Why is it that whenever I’m with her, whether it’s here or in Europe, I feel at ease? Now that I think about it, every time I hang-out with my friends I feel at ease too but for the sake of this story, let’s keep it to these past 19 days. I wish I could feel more at ease every day of my life.
I spent 19 days, working out, working, talking about life, giving and getting advice, crying, shopping, taking 1 day trips and this past weekend in New York. Yet, I’m not tired – I’m inspired. I’m inspired and motivated to create and live the beautiful life I envision for myself. I realized that my “not feeling” at ease comes from trying to meet everyone’s expectations of me or even worse, me trying to meet the expectations I feel/think people have of me. The honest truth is that no one is really paying that close attention to your steps so it’s ok to relax.

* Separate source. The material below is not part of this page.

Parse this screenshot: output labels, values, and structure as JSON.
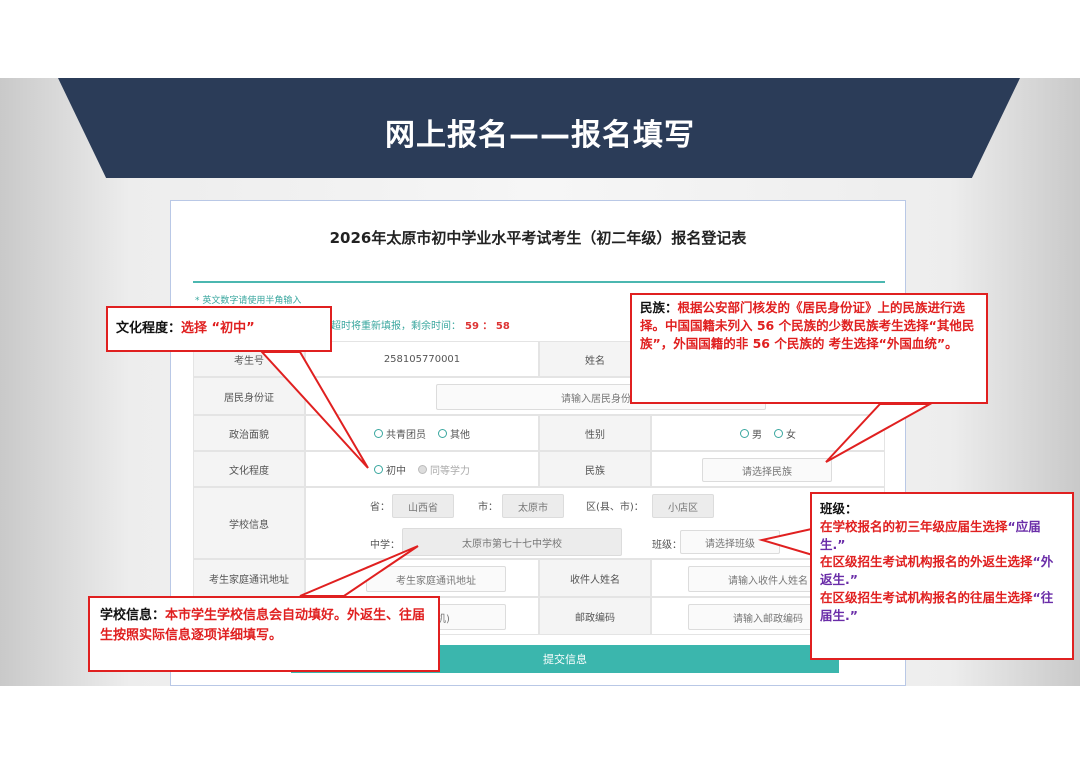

These past 19 days, I posted on instagram 5 times and yes, I lost some followers but, so what? I’m tired of following rules, I’m tired of doing this and that because that’s what you are supposed to do. I watched the documentary on Netflix about Franca Sozzani – she was the Italian Vogue Editor-in-Chief and broke all the rules and now idolized by millions. I’m not saying I’m the next Franca Sozzani but from now on, I’m leading with my heart, with my intuition and I urge you to do the same.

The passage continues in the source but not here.